Grants consultant Brian Kirby, who has been hired by the city to prepare an application for Community Development Block Grant to replace old city water lines, said the bio film situation will actually help the city when the grant applications are examined in Frankfort. He said it will further establish need and the city with the worst problems usually gets the grants.
“It’s an ugly contest,” said Kirby.
Continued questioning from council member Terry Braddock about an account to manage several properties the city owns and rents out prompted a heated response from Mayor Dixon. Despite assurances otherwise by City Attorney Tackett and City Clerk Sherry Puckett, Braddock continued to insist that the account, which he referred to several times as a slush fund, be listed with the monthly financial report. Tackett told Braddock the account contains revenue from rental properties and is used exclusively for the maintenance of the properties. He said it is listed in the city’s annual audit as well as the annual budget and is on file for public viewing. But Braddock persisted and made a motion that it be included in the monthly financial report.
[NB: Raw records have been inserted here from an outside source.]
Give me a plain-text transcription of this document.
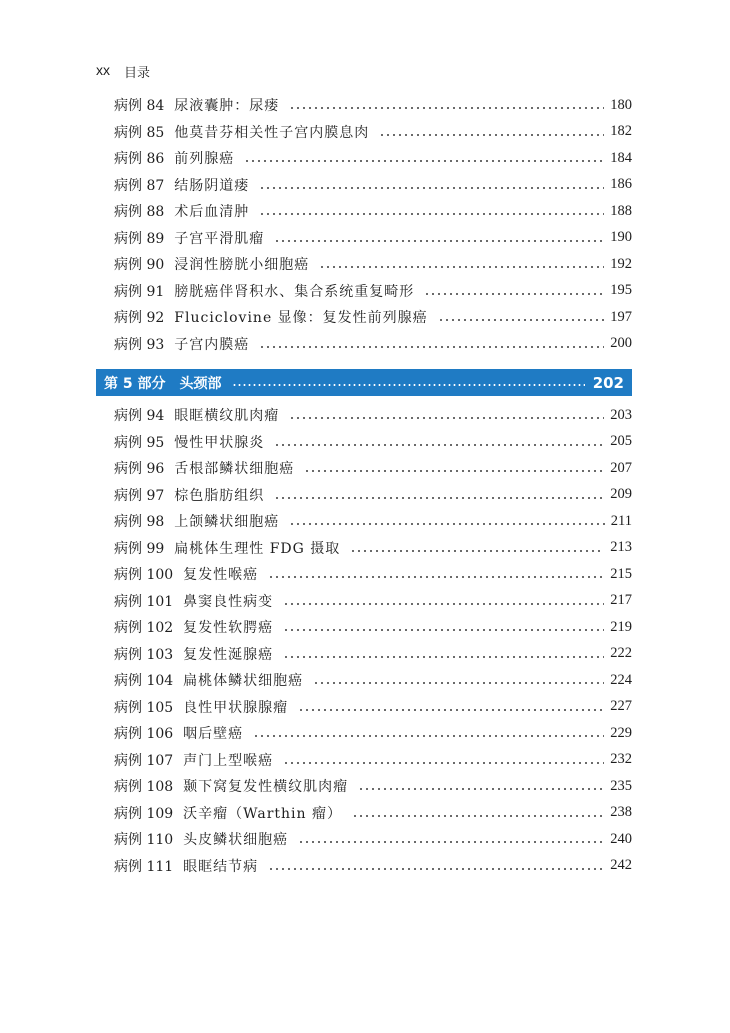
xx 目录
病例 84 尿液囊肿：尿瘘	180
病例 85 他莫昔芬相关性子宫内膜息肉	182
病例 86 前列腺癌	184
病例 87 结肠阴道瘘	186
病例 88 术后血清肿	188
病例 89 子宫平滑肌瘤	190
病例 90 浸润性膀胱小细胞癌	192
病例 91 膀胱癌伴肾积水、集合系统重复畸形	195
病例 92 Fluciclovine 显像：复发性前列腺癌	197
病例 93 子宫内膜癌	200
第 5 部分 头颈部	202
病例 94 眼眶横纹肌肉瘤	203
病例 95 慢性甲状腺炎	205
病例 96 舌根部鳞状细胞癌	207
病例 97 棕色脂肪组织	209
病例 98 上颌鳞状细胞癌	211
病例 99 扁桃体生理性 FDG 摄取	213
病例 100 复发性喉癌	215
病例 101 鼻窦良性病变	217
病例 102 复发性软腭癌	219
病例 103 复发性涎腺癌	222
病例 104 扁桃体鳞状细胞癌	224
病例 105 良性甲状腺腺瘤	227
病例 106 咽后壁癌	229
病例 107 声门上型喉癌	232
病例 108 颞下窝复发性横纹肌肉瘤	235
病例 109 沃辛瘤（Warthin 瘤）	238
病例 110 头皮鳞状细胞癌	240
病例 111 眼眶结节病	242
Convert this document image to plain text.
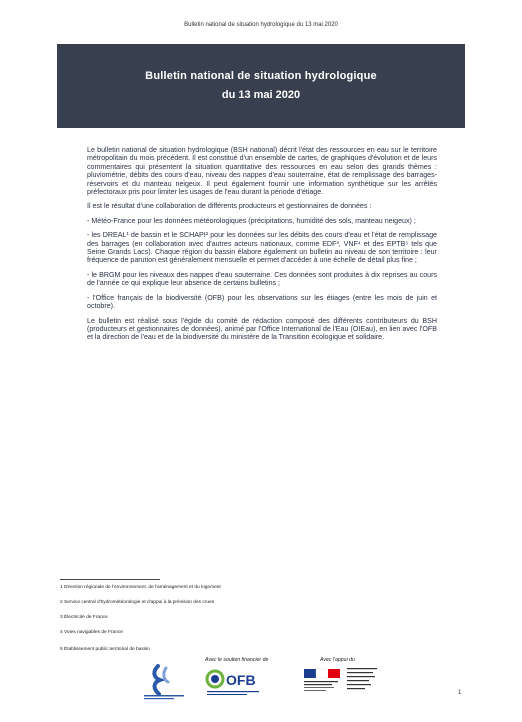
Bulletin national de situation hydrologique du 13 mai 2020
Bulletin national de situation hydrologique
du 13 mai 2020

Le bulletin national de situation hydrologique (BSH national) décrit l'état des ressources en eau sur le territoire métropolitain du mois précédent. Il est constitué d'un ensemble de cartes, de graphiques d'évolution et de leurs commentaires qui présentent la situation quantitative des ressources en eau selon des grands thèmes : pluviométrie, débits des cours d'eau, niveau des nappes d'eau souterraine, état de remplissage des barrages-réservoirs et du manteau neigeux. Il peut également fournir une information synthétique sur les arrêtés préfectoraux pris pour limiter les usages de l'eau durant la période d'étiage.

Il est le résultat d'une collaboration de différents producteurs et gestionnaires de données :

- Météo-France pour les données météorologiques (précipitations, humidité des sols, manteau neigeux) ;

- les DREAL¹ de bassin et le SCHAPI² pour les données sur les débits des cours d'eau et l'état de remplissage des barrages (en collaboration avec d'autres acteurs nationaux, comme EDF³, VNF⁴ et des EPTB⁵ tels que Seine Grands Lacs). Chaque région du bassin élabore également un bulletin au niveau de son territoire : leur fréquence de parution est généralement mensuelle et permet d'accéder à une échelle de détail plus fine ;

- le BRGM pour les niveaux des nappes d'eau souterraine. Ces données sont produites à dix reprises au cours de l'année ce qui explique leur absence de certains bulletins ;

- l'Office français de la biodiversité (OFB) pour les observations sur les étiages (entre les mois de juin et octobre).

Le bulletin est réalisé sous l'égide du comité de rédaction composé des différents contributeurs du BSH (producteurs et gestionnaires de données), animé par l'Office International de l'Eau (OIEau), en lien avec l'OFB et la direction de l'eau et de la biodiversité du ministère de la Transition écologique et solidaire.

1 Direction régionale de l'environnement, de l'aménagement et du logement
2 Service central d'hydrométéorologie et d'appui à la prévision des crues
3 Électricité de France
4 Voies navigables de France
5 Établissement public territorial de bassin
Avec le soutien financier de	Avec l'appui du
OFB
1
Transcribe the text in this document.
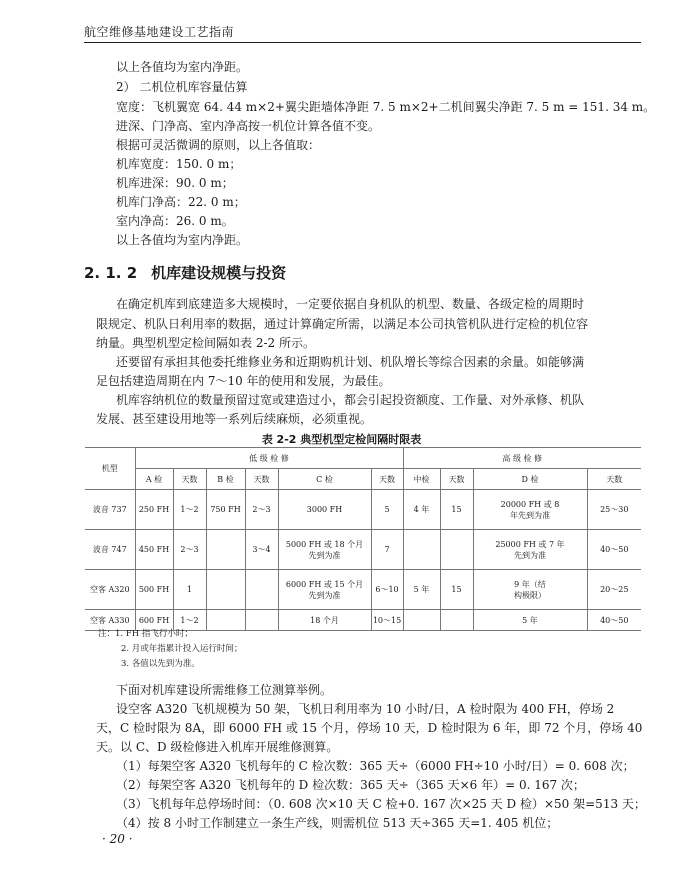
航空维修基地建设工艺指南
以上各值均为室内净距。
2） 二机位机库容量估算
宽度：飞机翼宽 64. 44 m×2+翼尖距墙体净距 7. 5 m×2+二机间翼尖净距 7. 5 m = 151. 34 m。
进深、门净高、室内净高按一机位计算各值不变。
根据可灵活微调的原则，以上各值取：
机库宽度：150. 0 m；
机库进深：90. 0 m；
机库门净高：22. 0 m；
室内净高：26. 0 m。
以上各值均为室内净距。
2. 1. 2 机库建设规模与投资
在确定机库到底建造多大规模时，一定要依据自身机队的机型、数量、各级定检的周期时
限规定、机队日利用率的数据，通过计算确定所需，以满足本公司执管机队进行定检的机位容
纳量。典型机型定检间隔如表 2-2 所示。
还要留有承担其他委托维修业务和近期购机计划、机队增长等综合因素的余量。如能够满
足包括建造周期在内 7～10 年的使用和发展，为最佳。
机库容纳机位的数量预留过宽或建造过小，都会引起投资额度、工作量、对外承修、机队
发展、甚至建设用地等一系列后续麻烦，必须重视。
表 2-2 典型机型定检间隔时限表
机型	低 级 检 修						高 级 检 修			
	A 检	天数	B 检	天数	C 检	天数	中检	天数	D 检	天数
波音 737	250 FH	1～2	750 FH	2～3	3000 FH	5	4 年	15	20000 FH 或 8 年先到为准	25～30
波音 747	450 FH	2～3		3～4	5000 FH 或 18 个月先到为准	7			25000 FH 或 7 年先到为准	40～50
空客 A320	500 FH	1			6000 FH 或 15 个月先到为准	6～10	5 年	15	9 年（结构极限）	20～25
空客 A330	600 FH	1～2			18 个月	10～15			5 年	40～50
注：1. FH 指飞行小时；
2. 月或年指累计投入运行时间；
3. 各值以先到为准。
下面对机库建设所需维修工位测算举例。
设空客 A320 飞机规模为 50 架，飞机日利用率为 10 小时/日，A 检时限为 400 FH，停场 2
天，C 检时限为 8A，即 6000 FH 或 15 个月，停场 10 天，D 检时限为 6 年，即 72 个月，停场 40
天。以 C、D 级检修进入机库开展维修测算。
（1）每架空客 A320 飞机每年的 C 检次数：365 天÷（6000 FH÷10 小时/日）= 0. 608 次；
（2）每架空客 A320 飞机每年的 D 检次数：365 天÷（365 天×6 年）= 0. 167 次；
（3）飞机每年总停场时间：（0. 608 次×10 天 C 检+0. 167 次×25 天 D 检）×50 架=513 天；
（4）按 8 小时工作制建立一条生产线，则需机位 513 天÷365 天=1. 405 机位；
· 20 ·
“Let me make this real clear,” said Dixon. “I don’t have a slush fund. This was here when I got here. I’m not keeping any money and I’m not trying to take anything. You are accusing me of stealing.”
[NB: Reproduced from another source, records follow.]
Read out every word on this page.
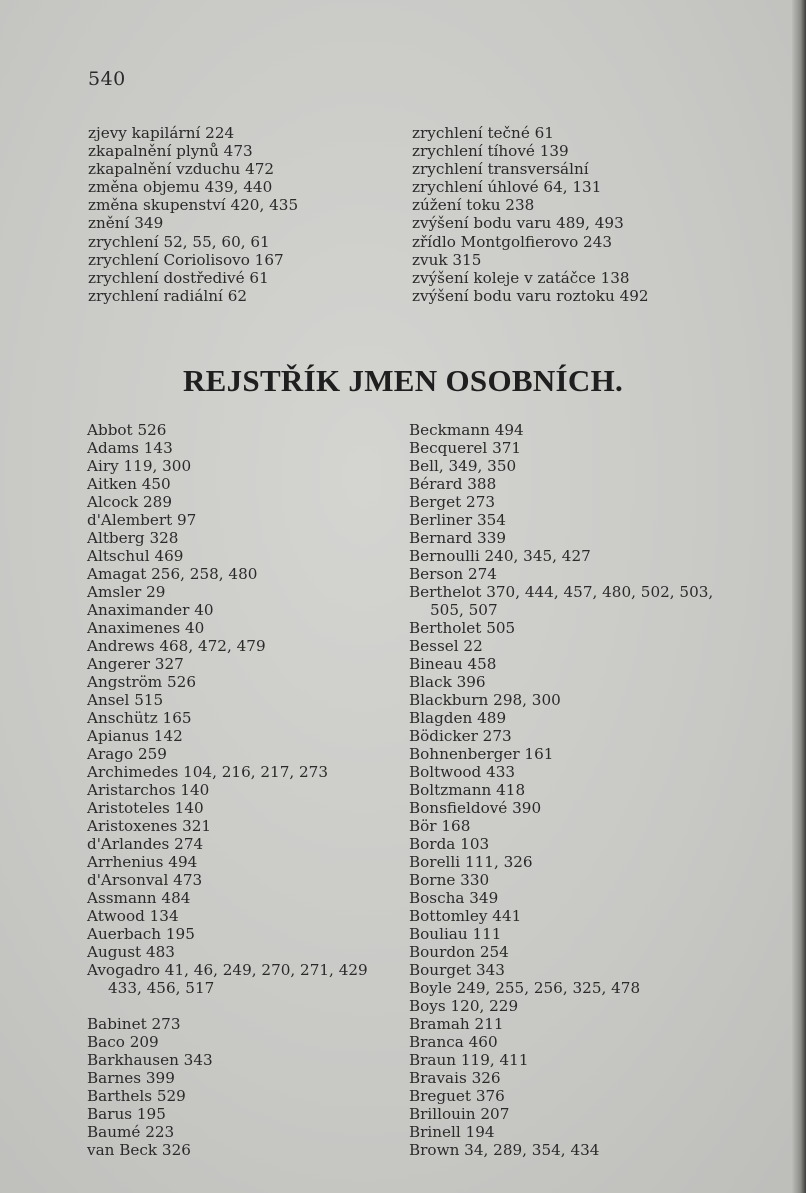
540
zjevy kapilární 224
zkapalnění plynů 473
zkapalnění vzduchu 472
změna objemu 439, 440
změna skupenství 420, 435
znění 349
zrychlení 52, 55, 60, 61
zrychlení Coriolisovo 167
zrychlení dostředivé 61
zrychlení radiální 62
zrychlení tečné 61
zrychlení tíhové 139
zrychlení transversální
zrychlení úhlové 64, 131
zúžení toku 238
zvýšení bodu varu 489, 493
zřídlo Montgolfierovo 243
zvuk 315
zvýšení koleje v zatáčce 138
zvýšení bodu varu roztoku 492
REJSTŘÍK JMEN OSOBNÍCH.
Abbot 526
Adams 143
Airy 119, 300
Aitken 450
Alcock 289
d'Alembert 97
Altberg 328
Altschul 469
Amagat 256, 258, 480
Amsler 29
Anaximander 40
Anaximenes 40
Andrews 468, 472, 479
Angerer 327
Angström 526
Ansel 515
Anschütz 165
Apianus 142
Arago 259
Archimedes 104, 216, 217, 273
Aristarchos 140
Aristoteles 140
Aristoxenes 321
d'Arlandes 274
Arrhenius 494
d'Arsonval 473
Assmann 484
Atwood 134
Auerbach 195
August 483
Avogadro 41, 46, 249, 270, 271, 429
433, 456, 517
Babinet 273
Baco 209
Barkhausen 343
Barnes 399
Barthels 529
Barus 195
Baumé 223
van Beck 326
Beckmann 494
Becquerel 371
Bell, 349, 350
Bérard 388
Berget 273
Berliner 354
Bernard 339
Bernoulli 240, 345, 427
Berson 274
Berthelot 370, 444, 457, 480, 502, 503,
505, 507
Bertholet 505
Bessel 22
Bineau 458
Black 396
Blackburn 298, 300
Blagden 489
Bödicker 273
Bohnenberger 161
Boltwood 433
Boltzmann 418
Bonsfieldové 390
Bör 168
Borda 103
Borelli 111, 326
Borne 330
Boscha 349
Bottomley 441
Bouliau 111
Bourdon 254
Bourget 343
Boyle 249, 255, 256, 325, 478
Boys 120, 229
Bramah 211
Branca 460
Braun 119, 411
Bravais 326
Breguet 376
Brillouin 207
Brinell 194
Brown 34, 289, 354, 434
Tackett told Braddock the money in the account is earmarked specifically for maintaining the properties and draws interest until it is needed. Terrill agreed and said the money can’t be used for anything else except to take care of the properties. Braddock’s motion died for lack of a second.
In his mayor’s report, Dixon thanked committee volunteers who have been helping the city in a number of ways. Dixon reported that Sarah Brown and Jim Polly were named “Unsung Heroes” at a recent Letcher County Chamber of Commerce meeting. Dixon also pointed to the continued need to keep the city clean and to try to beautify it as much as possible. He said the dilapidated properties were a huge problem and the city will continue its efforts to remove them.
In other business:
• Police Chief James Stephens reported the Jenkins Police Department responded to 139 complaints in June and made 23 arrests. Six of the arrests were drug related, five resulted from warrants, and two were DUI arrests. The department responded to four domestic violence complaints, one injury accident, three non-injury accidents, and made five motorist assists. Stephens said he had received several compliments about the way Officers Maggard and Miller handled recent complaints and gave Sgt. Adam Swindall praise for recent investigations resulting in the prosecution of two burglary suspects. He also reported that the Jenkins Police Department will continue its efforts to enforce the city sticker ordinance.
• Dixon reported receiving a letter from U.S. Senator Jim Bunning’s office offering assistance in contacting the U.S Army Corps of Engineers about the problem with water lilies in Elkhorn Lake.